Regresando con la historia, el profesor “prestigioso” sabe que lo que hace no es correcto, por tanto le dice a la alumna: “ni se te ocurra quejarte, pues nadie te hará caso, todos en el departamento son mis amigos, nadie te escuchará; ah, y la profesora esa que habla de violencia de género ni te le acerques, está loca y desacreditada”. Esta situación hace a la alumna estar en depresión, sin ganas de estudiar y desconfiando de ella misma, pues todo lo que hace está mal y con la angustia de qué pasará si le quitan la beca, así que con todo esto intenta seguir trabajando y resignándose a que cada revisión será humillada y violentada. Sin embargo, su tristeza y angustia es tal que acaba buscando a la maestra que estudia violencia de género, cuando le cuenta la historia le pregunta: ¿me cree maestra, usted me cree?, ¿él tiene mucho poder, cree que me lo puedan quitar como asesor? Estas preguntas dejan ver que la violencia hacia ella no es tan diferente que la que se observa en una mujer casada o con pareja, y aunque es otra dimensión, es claro que la base de la violencia es la misma: el hombre le intenta bajar la autoestima a la mujer, desvaloriza al máximo su persona y le inculca el miedo para que no pida ayuda.

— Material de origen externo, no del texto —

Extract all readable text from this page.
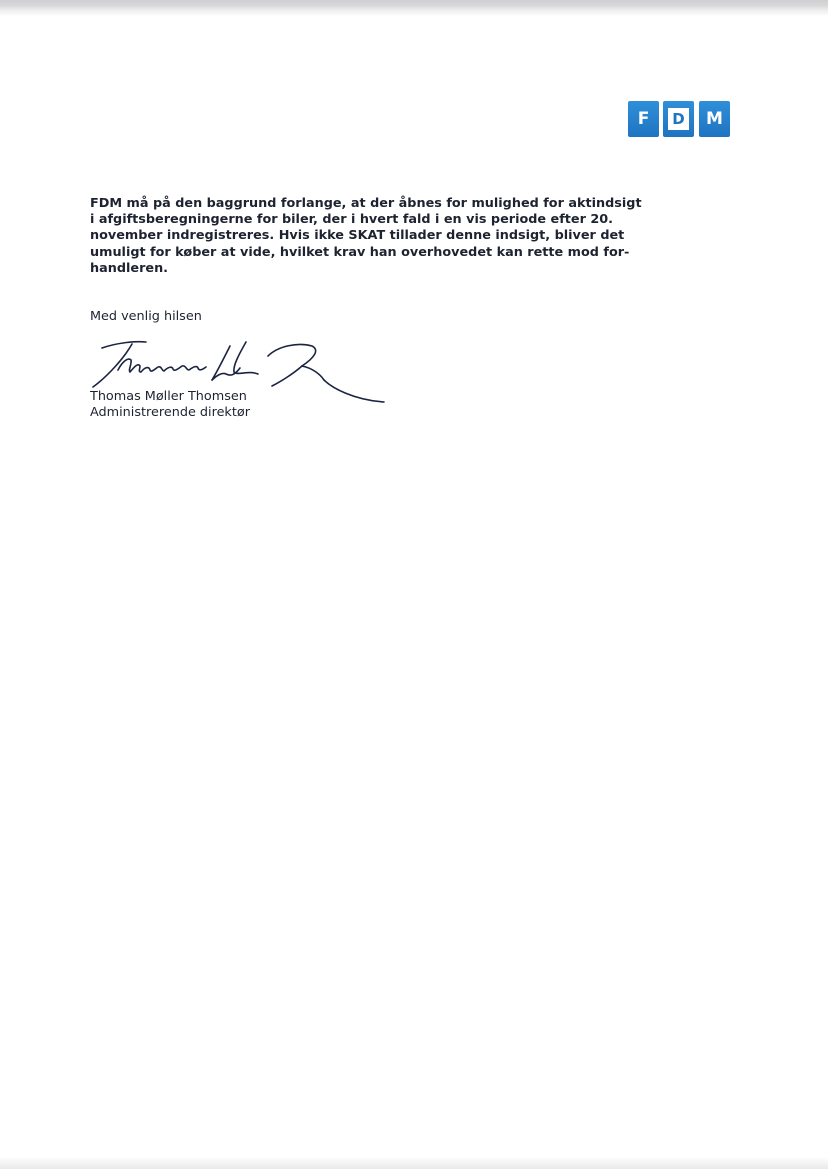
F	D	M

FDM må på den baggrund forlange, at der åbnes for mulighed for aktindsigt
i afgiftsberegningerne for biler, der i hvert fald i en vis periode efter 20.
november indregistreres. Hvis ikke SKAT tillader denne indsigt, bliver det
umuligt for køber at vide, hvilket krav han overhovedet kan rette mod for-
handleren.

Med venlig hilsen

Thomas Møller Thomsen

Administrerende direktør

La profesora estudiosa de la violencia de género trata de ayudarla institucionalmente, y lo primero que se encuentra es que las autoridades no le dan la importancia adecuada a la violencia ejercida en la alumna, por tanto, lo que intentan es cambiar la dinámica de trabajo entre ella y el “prestigiado” profesor, para ello hablan con ambos, el profesor dice que cambiará –esto me recuerda a las conciliaciones que intenta el Ministerio Público con las mujeres y esposos, que aunque ya están prohibidas, siguen ocurriendo–. El “prestigiado” profesor después de que fue escuchado por las autoridades, quienes le creyeron, aunado al apoyo de sus compañeros, se sentía muy fortalecido, así que se atrevió a violentarla públicamente durante la presentación de su investigación. Este exceso de confianza y demostración de cinismo hizo ver a las autoridades que tenían que entrar a resolver el caso. Para alguien que trabaja violencia de género era claro que él no iba a cambiar y que la violencia no solo no terminaría, sino que podía ser mayor, que fue lo que sucedió.
Ahora ella inicia un proceso donde tiene que demostrar la violencia ejercida para que la institución pueda tomar las acciones correspondientes contra el “prestigiado” maestro; ante estas acciones de la alumna, los profesores apoyan al “prestigiado” investigador y piden a las autoridades el castigo a ella por difamarlo… (primera parte de la historia).
Como puede verse, las mujeres violentadas, en cualquier esfera, debemos de pasar por diversos procesos para poder ser escuchadas, comprendidas y ayudadas. La lucha por la no violencia sigue siendo muy complicada en un mundo donde existen diversas leyes de protección hacia las mujeres, sin embargo, llegar a estas leyes sigue siendo un desafio y no todas llegan al final del camino.